Google is said to be worried about its AI supremacy after the success of ChatGPT, which also surprised OpenAI and Microsoft. There are internal rumblings, and Google CEO Sundar Pichai is said to have a hand in product development.
The "code red" that has reportedly been triggered internally at Google means that generative AI will have to be deployed in all major Google services with more than a billion users within the next few months. This is reported by Bloomberg, citing sources familiar with the matter.
One example of an already announced AI implementation is YouTube, where creators will soon be able to virtually swap clothes or landscapes using generative AI. Earlier, the New York Times reported that Google plans to launch more than 20 AI products this year, including the already officially unveiled Bard chatbot search.
Pichai gets personally involved in product development
The success of ChatGPT and Microsoft's heavy involvement in OpenAI are said to have made Google uneasy about falling behind in what it calls its core business of artificial intelligence. There is an "unhealthy combination of abnormally high expectations and great insecurity about any AI-related initiative," an anonymous current Google employee told Bloomberg.

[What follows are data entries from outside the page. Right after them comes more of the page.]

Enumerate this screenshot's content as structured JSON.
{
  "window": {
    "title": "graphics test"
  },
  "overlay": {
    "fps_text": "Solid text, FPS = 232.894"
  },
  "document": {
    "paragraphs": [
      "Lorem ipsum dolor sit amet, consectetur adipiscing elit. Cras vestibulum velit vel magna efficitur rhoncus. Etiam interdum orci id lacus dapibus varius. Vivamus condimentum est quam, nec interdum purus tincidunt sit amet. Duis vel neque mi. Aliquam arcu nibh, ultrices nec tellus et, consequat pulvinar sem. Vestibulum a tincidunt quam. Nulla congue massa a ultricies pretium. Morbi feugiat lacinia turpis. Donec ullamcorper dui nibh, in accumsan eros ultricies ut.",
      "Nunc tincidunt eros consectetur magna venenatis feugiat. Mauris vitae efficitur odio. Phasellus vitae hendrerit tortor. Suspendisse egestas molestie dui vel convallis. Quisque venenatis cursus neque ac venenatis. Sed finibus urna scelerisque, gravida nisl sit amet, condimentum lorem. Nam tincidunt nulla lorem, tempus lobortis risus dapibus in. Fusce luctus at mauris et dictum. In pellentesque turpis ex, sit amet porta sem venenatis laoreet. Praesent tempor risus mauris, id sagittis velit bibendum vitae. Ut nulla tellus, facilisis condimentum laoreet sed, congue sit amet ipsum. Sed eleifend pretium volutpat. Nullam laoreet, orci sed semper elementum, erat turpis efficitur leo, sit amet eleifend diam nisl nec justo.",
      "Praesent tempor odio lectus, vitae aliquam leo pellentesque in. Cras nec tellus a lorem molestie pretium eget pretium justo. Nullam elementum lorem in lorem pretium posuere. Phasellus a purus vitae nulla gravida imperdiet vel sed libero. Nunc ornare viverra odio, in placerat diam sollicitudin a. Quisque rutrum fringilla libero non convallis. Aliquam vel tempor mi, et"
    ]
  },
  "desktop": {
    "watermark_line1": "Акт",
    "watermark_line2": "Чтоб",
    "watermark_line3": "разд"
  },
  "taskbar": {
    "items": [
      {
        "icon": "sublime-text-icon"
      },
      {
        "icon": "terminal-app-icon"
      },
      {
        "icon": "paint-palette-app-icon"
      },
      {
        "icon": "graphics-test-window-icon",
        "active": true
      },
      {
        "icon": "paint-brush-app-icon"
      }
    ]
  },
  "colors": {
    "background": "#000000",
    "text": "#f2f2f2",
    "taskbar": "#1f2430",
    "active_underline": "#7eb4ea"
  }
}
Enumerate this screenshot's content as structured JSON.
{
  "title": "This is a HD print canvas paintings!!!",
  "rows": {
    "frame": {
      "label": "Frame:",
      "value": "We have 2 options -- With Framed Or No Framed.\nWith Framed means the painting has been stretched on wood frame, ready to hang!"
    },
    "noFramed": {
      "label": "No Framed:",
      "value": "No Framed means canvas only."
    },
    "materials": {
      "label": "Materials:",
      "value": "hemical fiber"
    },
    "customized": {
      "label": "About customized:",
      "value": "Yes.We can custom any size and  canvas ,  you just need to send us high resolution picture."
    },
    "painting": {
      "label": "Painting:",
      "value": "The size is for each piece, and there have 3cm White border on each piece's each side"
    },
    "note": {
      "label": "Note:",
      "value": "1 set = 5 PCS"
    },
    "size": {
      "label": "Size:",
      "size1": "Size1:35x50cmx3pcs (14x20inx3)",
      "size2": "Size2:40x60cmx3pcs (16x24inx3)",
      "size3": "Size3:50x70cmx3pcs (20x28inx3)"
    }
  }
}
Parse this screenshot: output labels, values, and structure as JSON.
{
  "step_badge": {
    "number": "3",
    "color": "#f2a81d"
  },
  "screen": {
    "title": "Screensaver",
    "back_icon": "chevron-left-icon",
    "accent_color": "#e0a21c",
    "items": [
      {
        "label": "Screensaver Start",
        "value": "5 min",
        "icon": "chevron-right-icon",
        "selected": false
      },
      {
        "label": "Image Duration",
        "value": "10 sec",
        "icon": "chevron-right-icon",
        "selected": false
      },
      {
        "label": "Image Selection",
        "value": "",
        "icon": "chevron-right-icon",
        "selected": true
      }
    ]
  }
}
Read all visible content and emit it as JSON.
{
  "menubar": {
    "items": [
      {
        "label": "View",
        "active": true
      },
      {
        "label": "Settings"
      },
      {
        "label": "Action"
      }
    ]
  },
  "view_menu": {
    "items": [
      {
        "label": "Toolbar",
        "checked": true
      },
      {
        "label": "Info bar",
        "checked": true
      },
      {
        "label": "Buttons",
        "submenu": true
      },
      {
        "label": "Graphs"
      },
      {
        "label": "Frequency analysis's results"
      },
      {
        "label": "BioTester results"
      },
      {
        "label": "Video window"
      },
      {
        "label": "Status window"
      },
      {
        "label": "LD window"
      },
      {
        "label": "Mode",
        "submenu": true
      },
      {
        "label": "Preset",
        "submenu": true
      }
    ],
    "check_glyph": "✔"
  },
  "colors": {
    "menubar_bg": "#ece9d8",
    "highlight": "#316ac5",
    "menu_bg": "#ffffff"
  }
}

According to Bloomberg's sources, Google CEO Sundar Pichai is currently acting like a product manager, handling matters far below his actual rank as CEO. Pichai is said to be directly involved in developing features for individual products. Google founders Larry Page and Sergey Brin are also said to be getting more involved.
The aforementioned "code red" has led to dozens of initiatives to integrate generative AI into products. "We're throwing spaghetti at the wall," says one Google employee, but that wouldn't help Google transform and compete.
Google wants to market AI better
But there are also positive voices: People in teams already working on generative AI welcome the fact that they can now build products instead of being "just a research thing," according to Bloomberg's sources.
A Google spokesperson emphasizes to Bloomberg that Google has primarily encouraged more internal testing of its own AI products, so-called "dogfooding," in which companies intensively test their own technology before a major rollout. Most Google employees would not spend extra time on AI, only those working on relevant projects.